光デバイス/発光ダイオード

44.静電気破壊対策(パッケージ)

 発光ダイオードの故障原因の大きな割合を占めるのが、静電気放電であるとされています。LEDの静電気破壊対策としてはLEDの構造自体に工夫をして破壊し難くする方法とLEDを外部回路で保護する方法とがあり、構造自体の工夫についてはすでに26項で触れています。しかし方法は素子の構造に手を加えた特殊な素子を作らなければならないという難点があり、またその効果にも限界がありそうです。

 そこでより確実かつ簡単な方法として、LEDチップとは別に保護用の素子を外部回路に付け加える手段が採られます。この保護素子とはどういうものか以下に紹介します。

 図44-1(a)の青色で示した曲線は一般的な発光ダイオードの電流-電圧特性です。プラス電圧側が順方向特性を示しており、小さい電圧でも電流が流れ始めていて、この電流によって発光が起きます。一方マイナス電圧側をみると小さい電圧では電流はほとんど流れていません。これはpn接合ダイードの典型的な特性です。しかし逆方向電圧が大きくなると、急に電流が流れ始めます。これは以前にも説明したようにpn接合の降伏と呼ばれる現象です。

 図44-1(a)をみるとわかるように、この逆方向のダイオード両端にかかる電圧は降伏が起こるとほとんど一定値となります。この性質を発光ダイオードの保護に利用します。

 図44-1(b)に示すようにこの保護素子としてpn接合ダイオード(発光素子ではない)を発光ダイオードと並列に、極性が逆になるように接続します。すると万一発光ダイオードの順方向に大きな電圧がかかった場合、保護素子の逆方向に電圧がかかって降伏が起これば、ダイオード両端の電圧は降伏電圧より高くならず一定に抑えられます。この電圧を発光ダイオードが壊れない電圧に設定しておけば、大きな電圧パルスがやってきても発光ダイオードは保護されることになります。

 保護素子にはこのようにpn接合ダイオードを使えばよいのですが、一般のpn接合ダイオードは降伏電圧をできるだけ高くなるように設計されますから、保護素子用に適当な降伏電圧をもつものが選べるとは限りません。そこでよく使われるのは定電圧ダイオードと呼ばれるダイオードです。これは製品の仕様として降伏電圧が規定されていて、1V~5Vといった低い降伏電圧をもつものも入手できます。

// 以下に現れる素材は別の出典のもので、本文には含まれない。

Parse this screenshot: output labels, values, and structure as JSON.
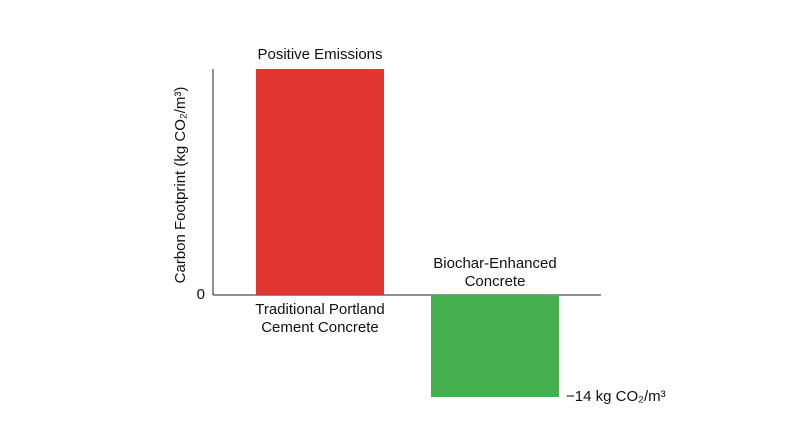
{
  "chart_data": {
    "type": "bar",
    "ylabel": "Carbon Footprint (kg CO₂/m³)",
    "categories": [
      "Traditional Portland Cement Concrete",
      "Biochar-Enhanced Concrete"
    ],
    "values": [
      31,
      -14
    ],
    "value_labels": [
      null,
      "−14 kg CO₂/m³"
    ],
    "annotation": "Positive Emissions",
    "colors": [
      "#e0362f",
      "#45b04f"
    ],
    "ylim": [
      -14,
      31
    ],
    "yticks": [
      0
    ],
    "grid": false
  }
}
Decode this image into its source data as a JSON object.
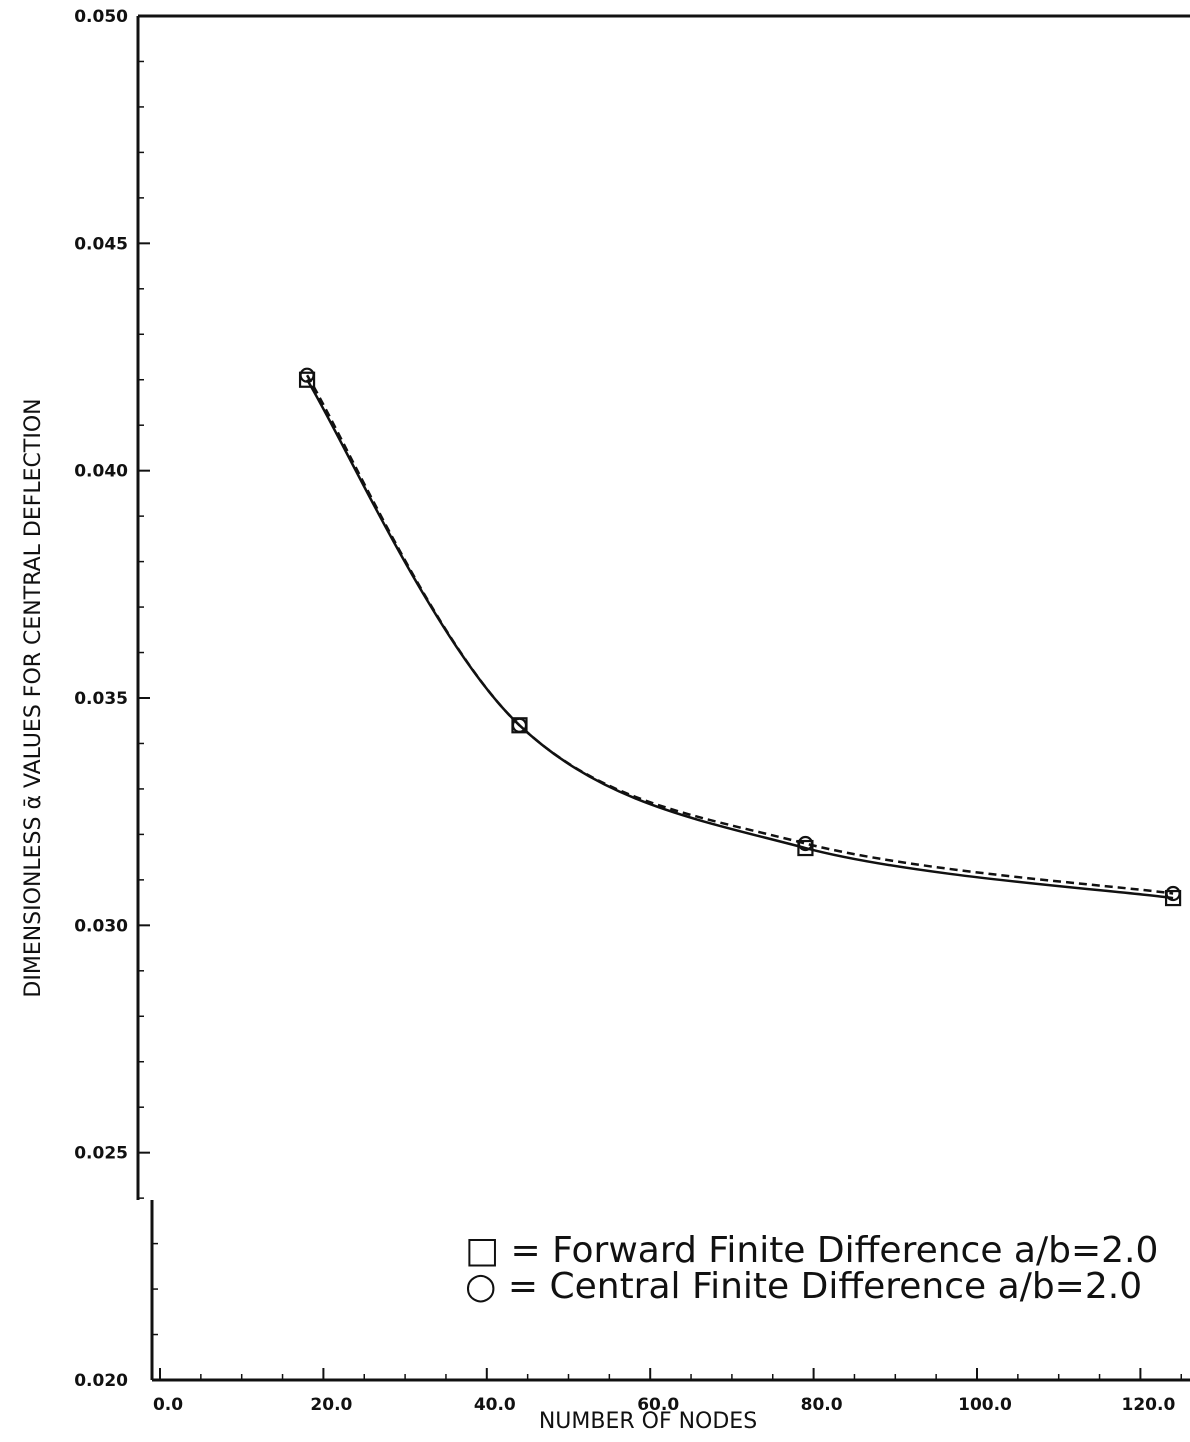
{
  "chart_data": {
    "type": "line",
    "title": "",
    "xlabel": "NUMBER OF NODES",
    "ylabel": "DIMENSIONLESS ᾱ VALUES FOR CENTRAL DEFLECTION",
    "xlim": [
      0,
      124
    ],
    "ylim": [
      0.02,
      0.05
    ],
    "x_ticks": [
      "0.0",
      "20.0",
      "40.0",
      "60.0",
      "80.0",
      "100.0",
      "120.0"
    ],
    "y_ticks": [
      "0.020",
      "0.025",
      "0.030",
      "0.035",
      "0.040",
      "0.045",
      "0.050"
    ],
    "grid": false,
    "legend_position": "bottom-right",
    "series": [
      {
        "name": "□ = Forward Finite Difference a/b=2.0",
        "marker": "square",
        "line_style": "solid",
        "x": [
          18,
          44,
          79,
          124
        ],
        "y": [
          0.042,
          0.0344,
          0.0317,
          0.0306
        ]
      },
      {
        "name": "○ = Central Finite Difference a/b=2.0",
        "marker": "circle",
        "line_style": "dashed",
        "x": [
          18,
          44,
          79,
          124
        ],
        "y": [
          0.0421,
          0.0344,
          0.0318,
          0.0307
        ]
      }
    ]
  }
}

 ツェナーダイオードというものがその典型です。ツェナー効果というのは半導体の接合に逆方向電圧がかかると価電子帯から伝導帯に電子がトンネルする現象のことで、ツェナー(Zener)というのはこの現象の発見者の名前です。英語(米語?)読みでジーナーダイオードと発音されることもあります。

 このツェナーダイオードの電流-電圧特性は図44-1(a)の赤色の線のようになっています。低いマイナス電圧V1で降伏が起きるように作られています。これを(b)のように接続すると、発光ダイオードにはそれが通常の発光動作をする順方向電圧より高い電圧がかからないようできるので、発光ダイオードを保護することができることになります。

 発光ダイオードのパッケージを取り付けた回路基板などにこの保護素子を併せて取り付ければよいのですが、パッケージの中に発光ダイオードと一緒に実装してしまえば、より便利です。図44-2はそのような表面実装型パッケージの平面図です(1)。実装基板の配線金属上にLEDチップとツェナーダイオードをともにダイボンドし、ワイヤで図44-1(b)のように結線します。なおこの例はLEDチップが横型、ツェナーダイオードは対向する面に電極がある場合を示していますが、素子の電極構造はこれと違っていても結線は可能です。

 図44-2のように発光ダイオードの横に保護素子を配置すると、そのためのスペースが必要となってパッケージが大きくなりがちです。これを避けるために図44-3のように保護素子の上に発光ダイオードを載せてしまうことも考えられています(2)。ツェナーダイオードはシリコンで作られることが多いので、これをシリコンのサブマウントに組み込んだと考えれば、発光ダイオードにとっては放熱特性もよく好都合です。